Emulation and Admiration:
Two Stories of Collecting European Art

European Master Paintings from San Diego Museum of Art and the National Museum of Western Art, Tokyo

 


Now Touring

Touring Schedule

March 11–June 8, 2025
National Museum of Western Art (Tokyo, Japan)

June 25–October 13, 2025
Kyoto City KYOCERA Museum of Art (Kyoto, Japan)


 

Emulation and Admiration: Two Stories of Collecting European Art features approximately fifty renowned works from The San Diego Museum of Art permanent collection of Renaissance to early twentieth-century artwork and about forty complementary works from the permanent collection of Japan’s National Museum of Western Art. The unprecedented partnership between the two institutions is inspired in part by the parallel strengths of each collection, which will be weaved together to tell a compelling story of European art. For example, San Diego’s Giotto, Fra Angelico, and Giorgione (among the finest Italian Renaissance paintings in the US), are complemented by NMWA’s Titian, Tintoretto, and Andrea del Sarto. Many of San Diego’s most cherished Spanish paintings, including Sánchez Cotán’s Still Life with Quince, El Greco’s Saint Peter, and Zurbarán’s Lamb of God, are included in the touring exhibition, and will be displayed alongside corresponding works in Tokyo’s collection by Murillo, El Greco, and Juan van der Hamen.

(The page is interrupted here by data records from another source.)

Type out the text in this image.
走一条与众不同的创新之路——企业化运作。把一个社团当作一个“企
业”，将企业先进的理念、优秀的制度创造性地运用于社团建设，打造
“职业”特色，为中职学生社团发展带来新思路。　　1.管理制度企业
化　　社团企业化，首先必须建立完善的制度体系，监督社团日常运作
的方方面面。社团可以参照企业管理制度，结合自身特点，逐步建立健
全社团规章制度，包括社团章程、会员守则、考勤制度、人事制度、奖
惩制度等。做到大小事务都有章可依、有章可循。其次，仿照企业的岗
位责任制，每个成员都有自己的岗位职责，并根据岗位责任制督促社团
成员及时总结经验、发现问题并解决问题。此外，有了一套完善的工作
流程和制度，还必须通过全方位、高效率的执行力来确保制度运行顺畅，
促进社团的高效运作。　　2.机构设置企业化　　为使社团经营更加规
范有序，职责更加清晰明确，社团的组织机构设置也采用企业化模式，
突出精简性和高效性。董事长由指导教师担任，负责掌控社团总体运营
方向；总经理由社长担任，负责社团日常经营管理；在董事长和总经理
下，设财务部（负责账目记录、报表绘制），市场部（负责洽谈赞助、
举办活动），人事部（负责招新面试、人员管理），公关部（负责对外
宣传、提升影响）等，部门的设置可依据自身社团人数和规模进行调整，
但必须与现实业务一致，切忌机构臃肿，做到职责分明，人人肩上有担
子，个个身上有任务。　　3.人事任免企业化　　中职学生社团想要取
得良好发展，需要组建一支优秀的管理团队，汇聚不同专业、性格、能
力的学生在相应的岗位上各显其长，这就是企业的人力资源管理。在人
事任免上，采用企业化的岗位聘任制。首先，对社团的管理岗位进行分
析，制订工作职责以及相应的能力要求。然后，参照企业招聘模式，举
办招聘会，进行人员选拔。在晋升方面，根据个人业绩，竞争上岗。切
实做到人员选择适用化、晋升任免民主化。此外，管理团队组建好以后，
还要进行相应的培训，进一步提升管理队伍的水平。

The exhibition, which concludes with a magnificent gallery awash in the light and color of Pissarro and Sorolla, is the first time this outstanding part of San Diego’s permanent collection has been shown in Asia.

 

Featured at top right: Juan Sánchez Cotán, Still Life with Quince, Cabbage, Melon, and Cucumber, ca. 1602. Oil on canvas. Gift of Anne R. and Amy Putnam, 1945.43.